I underwent a brief interrogation about how I’d gotten to the house and who had taken me there, and because the easiest kind of lying is when you leave things out of a story rather than make them up, I passed with flying colors. I conveniently forgot to mention that Worm and Dylan had tricked me into wading through sheep excrement and then bailed out a half-mile from our destination. Dad seemed pleased that I’d already managed to meet a couple kids my own age; I guess I also forgot to mention the part about them hating me.
“So how was the house?”
“Trashed.”
He winced. “Guess it’s been a long time since your Grandpa lived there, huh?”
“Yeah. Or anyone.”
He closed the laptop, a sure sign I was about to receive his full attention. “I can see you’re disappointed.”
“Well, I didn’t come thousands of miles looking for a house full of creepy garbage.”
“So what’re you going to do?”
“Find people to talk to. Someone will know what happened to the kids who used to live there. I figure a few of them must still be alive, on the mainland if not around here. In a nursing home or something.”

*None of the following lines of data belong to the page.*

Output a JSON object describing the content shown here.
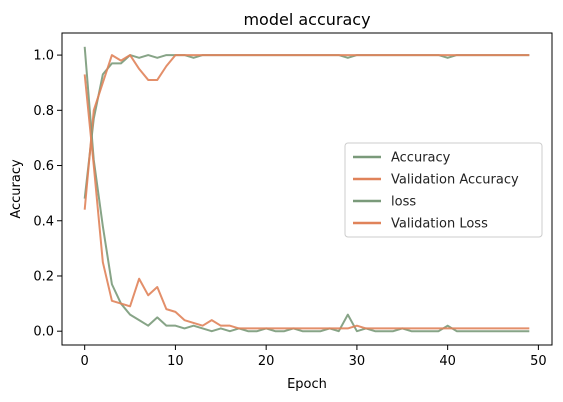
{
  "chart_data": {
    "type": "line",
    "title": "model accuracy",
    "xlabel": "Epoch",
    "ylabel": "Accuracy",
    "xlim": [
      -2.5,
      51.5
    ],
    "ylim": [
      -0.05,
      1.08
    ],
    "xticks": [
      0,
      10,
      20,
      30,
      40,
      50
    ],
    "xtick_labels": [
      "0",
      "10",
      "20",
      "30",
      "40",
      "50"
    ],
    "yticks": [
      0.0,
      0.2,
      0.4,
      0.6,
      0.8,
      1.0
    ],
    "ytick_labels": [
      "0.0",
      "0.2",
      "0.4",
      "0.6",
      "0.8",
      "1.0"
    ],
    "grid": false,
    "legend_position": "center-right",
    "x": [
      0,
      1,
      2,
      3,
      4,
      5,
      6,
      7,
      8,
      9,
      10,
      11,
      12,
      13,
      14,
      15,
      16,
      17,
      18,
      19,
      20,
      21,
      22,
      23,
      24,
      25,
      26,
      27,
      28,
      29,
      30,
      31,
      32,
      33,
      34,
      35,
      36,
      37,
      38,
      39,
      40,
      41,
      42,
      43,
      44,
      45,
      46,
      47,
      48,
      49
    ],
    "series": [
      {
        "name": "Accuracy",
        "color": "#7a9a7a",
        "values": [
          0.48,
          0.77,
          0.93,
          0.97,
          0.97,
          1.0,
          0.99,
          1.0,
          0.99,
          1.0,
          1.0,
          1.0,
          0.99,
          1.0,
          1.0,
          1.0,
          1.0,
          1.0,
          1.0,
          1.0,
          1.0,
          1.0,
          1.0,
          1.0,
          1.0,
          1.0,
          1.0,
          1.0,
          1.0,
          0.99,
          1.0,
          1.0,
          1.0,
          1.0,
          1.0,
          1.0,
          1.0,
          1.0,
          1.0,
          1.0,
          0.99,
          1.0,
          1.0,
          1.0,
          1.0,
          1.0,
          1.0,
          1.0,
          1.0,
          1.0
        ]
      },
      {
        "name": "Validation Accuracy",
        "color": "#e0835a",
        "values": [
          0.44,
          0.8,
          0.9,
          1.0,
          0.98,
          1.0,
          0.95,
          0.91,
          0.91,
          0.96,
          1.0,
          1.0,
          1.0,
          1.0,
          1.0,
          1.0,
          1.0,
          1.0,
          1.0,
          1.0,
          1.0,
          1.0,
          1.0,
          1.0,
          1.0,
          1.0,
          1.0,
          1.0,
          1.0,
          1.0,
          1.0,
          1.0,
          1.0,
          1.0,
          1.0,
          1.0,
          1.0,
          1.0,
          1.0,
          1.0,
          1.0,
          1.0,
          1.0,
          1.0,
          1.0,
          1.0,
          1.0,
          1.0,
          1.0,
          1.0
        ]
      },
      {
        "name": "loss",
        "color": "#7a9a7a",
        "values": [
          1.03,
          0.62,
          0.38,
          0.17,
          0.1,
          0.06,
          0.04,
          0.02,
          0.05,
          0.02,
          0.02,
          0.01,
          0.02,
          0.01,
          0.0,
          0.01,
          0.0,
          0.01,
          0.0,
          0.0,
          0.01,
          0.0,
          0.0,
          0.01,
          0.0,
          0.0,
          0.0,
          0.01,
          0.0,
          0.06,
          0.0,
          0.01,
          0.0,
          0.0,
          0.0,
          0.01,
          0.0,
          0.0,
          0.0,
          0.0,
          0.02,
          0.0,
          0.0,
          0.0,
          0.0,
          0.0,
          0.0,
          0.0,
          0.0,
          0.0
        ]
      },
      {
        "name": "Validation Loss",
        "color": "#e0835a",
        "values": [
          0.93,
          0.6,
          0.25,
          0.11,
          0.1,
          0.09,
          0.19,
          0.13,
          0.16,
          0.08,
          0.07,
          0.04,
          0.03,
          0.02,
          0.04,
          0.02,
          0.02,
          0.01,
          0.01,
          0.01,
          0.01,
          0.01,
          0.01,
          0.01,
          0.01,
          0.01,
          0.01,
          0.01,
          0.01,
          0.01,
          0.02,
          0.01,
          0.01,
          0.01,
          0.01,
          0.01,
          0.01,
          0.01,
          0.01,
          0.01,
          0.01,
          0.01,
          0.01,
          0.01,
          0.01,
          0.01,
          0.01,
          0.01,
          0.01,
          0.01
        ]
      }
    ]
  }
}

“Sure. That’s an idea.” He didn’t sound convinced, though. There was an odd pause, and then he said, “So do you feel like you’re starting to get a better handle on who your grandpa was, being here?”
I thought about it. “I don’t know. I guess so. It’s just an island, you know?”
He nodded. “Exactly.”
“What about you?”
“Me?” He shrugged. “I gave up trying to understand my father a long time ago.”
“That’s sad. Weren’t you interested?”
“Sure I was. Then, after a while, I wasn’t anymore.”
I could feel the conversation going in a direction I wasn’t entirely comfortable with, but I persisted anyway. “Why not?”
“When someone won’t let you in, eventually you stop knocking. Know what I mean?”
He hardly ever talked like this. Maybe it was the beer, or that we were so far from home, or maybe he’d decided I was finally old enough to hear this stuff. Whatever the reason, I didn’t want him to stop.